“Why did we choose this insane task? Why have knowledge at all?”
– Friedrich Nietzsche

Didn’t you notice? Notice how people say exactly what they don’t mean when they are trying to say something – what they really mean, I mean. Just as shy is one letter away from sly, even if by chance, so is that something we try to communicate a slippery thing. Or a blind rigmarole of sorts: muffled laughs which sound like sneezes, anonymous scrapes by chair legs at dinner, and pants crossing legs. It is a knowledge, it is, it seemingly isn’t. But it is. So I heard. I once told this to my boyfriend – my old, old boyfriend. And that wasn’t exactly what I told him.He, this boyfriend, was everything I wasn’t attracted to. He had a criminal record and family issues, gangling limbs, profuse sweating, a habit. Lots of habits. I continued to date him anyway. He was everything I wasn’t, and never wanted to be. But, I’ll be damned if it wasn’t that self-same incongruity between us that started the whole thing in the first place. It was a conversation, a movement of lips.”I’ve seen prettier,” he said, putting his face near mine. Nose-to-nose, he wanted inside, no bones about that. Would I crack? With the grin of an evil innocent, I put my lips right on his and inhaled just as hard as I could. Actions and intentions were always tangled and a-blur.”But I can take your breath away.” He puzzled his body in congruency with mine. I grimaced and turned away. I had done it again. Despite myself, I was storing all of these resentments away. The niggled, like worms in sand tunneling underground. And how they turn the soil upside down.And breathing out, he whispered, “You did really good.” He rolled off the top of me. What is going on, I wondered, so petrified inside myself I could feel the sweat drying to my skin. Where are my clothes and my – I was bleary and drunk. What is this ache? And why am I burning up? Why does everything familiar look so different? This room in the attic, the sweaty socks and posters torn from walls. Where does this fire come from? Why is everything so hot? How does a flame ignite in something so empty on the inside? “I’m so glad you finally said yes.” He lifted my deadened hand and kissed it on all sides. There doesn’t have to be smoke for there to be a fire.
Needless to say, we didn’t date long, even though it looked like a million years worth of baggage when it was all over. From the inside, that is. Like looking at the systems of an ant farm, I suppose. They are amazing not because ants will make themselves at home whether under glass or under ash, but because we can marvel at a little piece of what we don’t normally see. For a person who tried to give as little as possible to the relationship, I seem to have acquired a lot. You can’t see any of it, but it’s a mountain.What do you do with the extra pieces of the puzzle? I always wondered that. You can’t throw them away. What if they belong to another you have yet to put together? So what did I do? Dropped them into a box, watched them pile and dune in the back of the closet. Collection was easy with him. I told him this.
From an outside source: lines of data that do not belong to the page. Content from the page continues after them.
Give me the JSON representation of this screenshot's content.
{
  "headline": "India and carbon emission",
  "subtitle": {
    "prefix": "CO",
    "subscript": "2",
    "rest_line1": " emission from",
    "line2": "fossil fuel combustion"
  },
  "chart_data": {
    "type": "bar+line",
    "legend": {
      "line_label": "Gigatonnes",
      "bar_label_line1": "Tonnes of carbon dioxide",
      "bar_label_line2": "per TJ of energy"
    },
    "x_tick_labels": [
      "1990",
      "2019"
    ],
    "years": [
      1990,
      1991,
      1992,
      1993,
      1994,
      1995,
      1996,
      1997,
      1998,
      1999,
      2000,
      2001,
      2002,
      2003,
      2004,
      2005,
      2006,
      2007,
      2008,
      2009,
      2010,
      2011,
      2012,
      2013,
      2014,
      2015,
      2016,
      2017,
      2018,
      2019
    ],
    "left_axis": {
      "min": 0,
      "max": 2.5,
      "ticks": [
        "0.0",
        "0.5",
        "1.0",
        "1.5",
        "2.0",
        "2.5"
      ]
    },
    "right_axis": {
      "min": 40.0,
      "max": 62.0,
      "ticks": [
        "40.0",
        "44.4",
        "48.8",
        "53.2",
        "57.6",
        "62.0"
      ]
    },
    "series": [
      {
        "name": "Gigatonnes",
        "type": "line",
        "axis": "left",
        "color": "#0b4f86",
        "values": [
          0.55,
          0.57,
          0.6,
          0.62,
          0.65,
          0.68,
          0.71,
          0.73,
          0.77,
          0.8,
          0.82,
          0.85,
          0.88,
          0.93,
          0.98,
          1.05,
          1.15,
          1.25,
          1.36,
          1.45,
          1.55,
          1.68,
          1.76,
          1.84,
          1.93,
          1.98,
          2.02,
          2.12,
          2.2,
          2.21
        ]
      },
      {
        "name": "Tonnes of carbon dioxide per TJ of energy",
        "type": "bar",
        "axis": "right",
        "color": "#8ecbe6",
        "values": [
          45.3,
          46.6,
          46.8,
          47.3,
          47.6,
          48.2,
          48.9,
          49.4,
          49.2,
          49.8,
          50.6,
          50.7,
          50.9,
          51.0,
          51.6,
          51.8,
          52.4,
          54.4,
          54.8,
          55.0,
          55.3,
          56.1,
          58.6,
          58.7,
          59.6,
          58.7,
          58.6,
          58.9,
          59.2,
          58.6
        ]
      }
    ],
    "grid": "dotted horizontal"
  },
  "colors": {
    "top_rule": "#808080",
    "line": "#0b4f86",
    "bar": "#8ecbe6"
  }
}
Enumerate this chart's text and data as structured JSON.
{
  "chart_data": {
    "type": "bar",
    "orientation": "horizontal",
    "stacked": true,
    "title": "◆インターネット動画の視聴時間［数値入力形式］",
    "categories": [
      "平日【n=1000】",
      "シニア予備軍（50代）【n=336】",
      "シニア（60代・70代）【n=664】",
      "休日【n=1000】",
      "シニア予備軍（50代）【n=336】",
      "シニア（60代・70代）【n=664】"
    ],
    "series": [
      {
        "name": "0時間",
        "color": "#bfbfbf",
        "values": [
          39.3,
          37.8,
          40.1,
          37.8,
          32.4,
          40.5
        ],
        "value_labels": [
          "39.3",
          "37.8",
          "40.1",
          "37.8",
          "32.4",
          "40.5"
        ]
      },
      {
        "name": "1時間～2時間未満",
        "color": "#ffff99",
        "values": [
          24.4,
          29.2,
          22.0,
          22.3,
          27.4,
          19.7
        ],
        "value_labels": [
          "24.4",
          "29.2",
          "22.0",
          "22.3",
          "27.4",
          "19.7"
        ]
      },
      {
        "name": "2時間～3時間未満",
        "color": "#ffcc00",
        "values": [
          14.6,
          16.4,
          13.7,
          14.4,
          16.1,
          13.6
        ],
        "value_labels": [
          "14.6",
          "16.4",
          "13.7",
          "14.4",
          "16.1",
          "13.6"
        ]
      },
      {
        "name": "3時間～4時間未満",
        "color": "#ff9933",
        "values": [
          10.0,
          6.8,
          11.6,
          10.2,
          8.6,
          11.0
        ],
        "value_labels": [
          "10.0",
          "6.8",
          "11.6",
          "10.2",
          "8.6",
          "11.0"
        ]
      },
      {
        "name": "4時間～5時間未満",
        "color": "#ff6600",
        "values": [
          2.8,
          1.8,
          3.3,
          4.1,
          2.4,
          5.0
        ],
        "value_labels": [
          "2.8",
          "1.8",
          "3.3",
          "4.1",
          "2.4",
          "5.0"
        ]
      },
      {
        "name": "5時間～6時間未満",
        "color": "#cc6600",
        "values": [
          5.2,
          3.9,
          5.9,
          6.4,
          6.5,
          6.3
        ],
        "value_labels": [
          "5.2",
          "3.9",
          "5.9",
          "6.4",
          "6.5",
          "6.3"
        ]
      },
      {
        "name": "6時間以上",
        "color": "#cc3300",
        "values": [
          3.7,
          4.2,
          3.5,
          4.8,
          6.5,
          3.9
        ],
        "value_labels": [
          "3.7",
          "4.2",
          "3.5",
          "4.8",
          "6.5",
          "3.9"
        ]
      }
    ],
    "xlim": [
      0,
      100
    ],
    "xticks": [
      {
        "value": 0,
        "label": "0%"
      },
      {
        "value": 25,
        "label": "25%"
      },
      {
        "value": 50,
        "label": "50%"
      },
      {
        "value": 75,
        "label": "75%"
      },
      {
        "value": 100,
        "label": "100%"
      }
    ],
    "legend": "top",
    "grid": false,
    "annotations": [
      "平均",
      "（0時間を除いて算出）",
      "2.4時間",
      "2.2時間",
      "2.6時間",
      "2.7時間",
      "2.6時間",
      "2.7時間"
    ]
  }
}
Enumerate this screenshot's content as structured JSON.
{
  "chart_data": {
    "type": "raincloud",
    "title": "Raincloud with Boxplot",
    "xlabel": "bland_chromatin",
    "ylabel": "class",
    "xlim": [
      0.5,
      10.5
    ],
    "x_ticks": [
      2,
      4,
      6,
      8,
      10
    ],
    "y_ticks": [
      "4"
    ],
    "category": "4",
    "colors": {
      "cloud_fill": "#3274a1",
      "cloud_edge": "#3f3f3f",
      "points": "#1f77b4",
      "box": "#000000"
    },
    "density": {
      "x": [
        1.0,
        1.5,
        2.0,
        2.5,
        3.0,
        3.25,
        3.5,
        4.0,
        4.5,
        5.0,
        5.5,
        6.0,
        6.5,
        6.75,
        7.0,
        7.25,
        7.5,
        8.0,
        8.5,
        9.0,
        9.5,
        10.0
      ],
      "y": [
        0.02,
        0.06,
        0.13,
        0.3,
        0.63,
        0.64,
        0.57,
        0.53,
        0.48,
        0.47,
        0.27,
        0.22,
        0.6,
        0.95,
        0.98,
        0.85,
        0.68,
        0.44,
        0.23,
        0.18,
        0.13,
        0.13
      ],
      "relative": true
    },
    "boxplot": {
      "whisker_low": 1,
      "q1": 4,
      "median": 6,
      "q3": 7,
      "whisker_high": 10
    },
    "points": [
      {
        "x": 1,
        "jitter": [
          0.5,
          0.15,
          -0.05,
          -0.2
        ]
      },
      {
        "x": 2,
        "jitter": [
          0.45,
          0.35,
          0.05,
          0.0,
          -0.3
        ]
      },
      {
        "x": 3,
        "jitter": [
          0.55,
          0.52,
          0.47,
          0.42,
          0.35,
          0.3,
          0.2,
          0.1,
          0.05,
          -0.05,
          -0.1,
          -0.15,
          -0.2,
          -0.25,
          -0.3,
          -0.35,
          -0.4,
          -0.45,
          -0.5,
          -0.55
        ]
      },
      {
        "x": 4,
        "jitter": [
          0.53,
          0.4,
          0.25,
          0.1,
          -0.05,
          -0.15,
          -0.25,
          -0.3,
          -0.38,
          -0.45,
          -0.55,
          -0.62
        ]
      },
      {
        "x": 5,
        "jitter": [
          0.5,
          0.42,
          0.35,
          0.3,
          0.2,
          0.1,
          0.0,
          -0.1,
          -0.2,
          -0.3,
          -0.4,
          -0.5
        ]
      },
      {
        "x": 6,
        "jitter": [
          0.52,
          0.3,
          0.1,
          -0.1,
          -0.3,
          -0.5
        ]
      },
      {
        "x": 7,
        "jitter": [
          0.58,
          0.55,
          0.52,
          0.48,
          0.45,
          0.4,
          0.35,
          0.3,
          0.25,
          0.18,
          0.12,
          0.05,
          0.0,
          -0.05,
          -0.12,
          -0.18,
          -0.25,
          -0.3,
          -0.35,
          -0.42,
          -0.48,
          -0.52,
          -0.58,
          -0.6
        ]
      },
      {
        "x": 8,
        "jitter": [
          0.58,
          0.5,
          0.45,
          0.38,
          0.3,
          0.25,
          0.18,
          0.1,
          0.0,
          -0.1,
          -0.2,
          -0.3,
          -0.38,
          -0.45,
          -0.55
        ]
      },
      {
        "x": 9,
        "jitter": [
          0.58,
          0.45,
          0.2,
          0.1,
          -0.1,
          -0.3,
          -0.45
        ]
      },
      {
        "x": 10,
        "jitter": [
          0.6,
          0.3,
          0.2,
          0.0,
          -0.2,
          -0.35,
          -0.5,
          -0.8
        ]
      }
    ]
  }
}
I told him, “Did you ever notice that there’s always someone dominant and someone submissive in a relationship? Like there’s this competition, and it’s mean, ’cause there can only be one person always calling the shots.”

He may have been unattractive to me, but I would never say he was dumb.
“What are you, some kind of fucking feminist? You don’t know what you’re talking about.”
Clever. I felt – I knew, smilingly – that I had crossed a line. Needling people in the brain my version of an extreme sports hobby. I was working him while riding in his car, and he was already using only one hand to steer since he was smoking. We were going pretty fast. We always were. Little pair of cons. Like artists, how many do you know who blatantly blame audiences for the conflict the art portrays? Maybe a lot.
In any case, I was hooked. I only liked him because his mom was this super hippie and we could get free weed. That, and I knew he’d have sex with me. Not that I was interested in either. And not that something pestering and subterranean like that would have kept me from giving it the old summer-before-college try. Anyway. That’s what I said – to myself.
I was getting at something else and it had nothing to do with philosophy.
“That’s just sick,” he whispered.

Now I had to come up with something. This wasn’t going the way I wanted to. I thought for sure I had lured him into breaking up with himself. Taking the fall, claiming his blame. Pull the ol’ Wilma Flintsone. Or was it Fred?

Whoever we were, I felt that if it for each of our presences, we could have talked. Talked about how I hated him. How I hated me. How I got this creeping feeling that he knew it, and felt the same.

So we talked about our parents, and how we hated them. We had to. It’s like a sixth grader writing a report from the Encyclopedia Britannica. We referenced the only relationship we knew, really. Of course, we only ended up recounting our own relationships with those relationships.

That boyfriend and I never did get to talk about the real issue. I hope that he gave it some thought later.

I hadn’t until just now. Given it thought, I mean. Thought to reference and control. Thought to love, fullness, and being alone. I guess I’ve just been reading so many books of late. Reading them, deciphering what they mean, reading a set of critical articles, and backing myself up to say whatever it is that I don’t mean.

And that thing? It’s that I don’t know. I don’t know a damned thing. I mean it.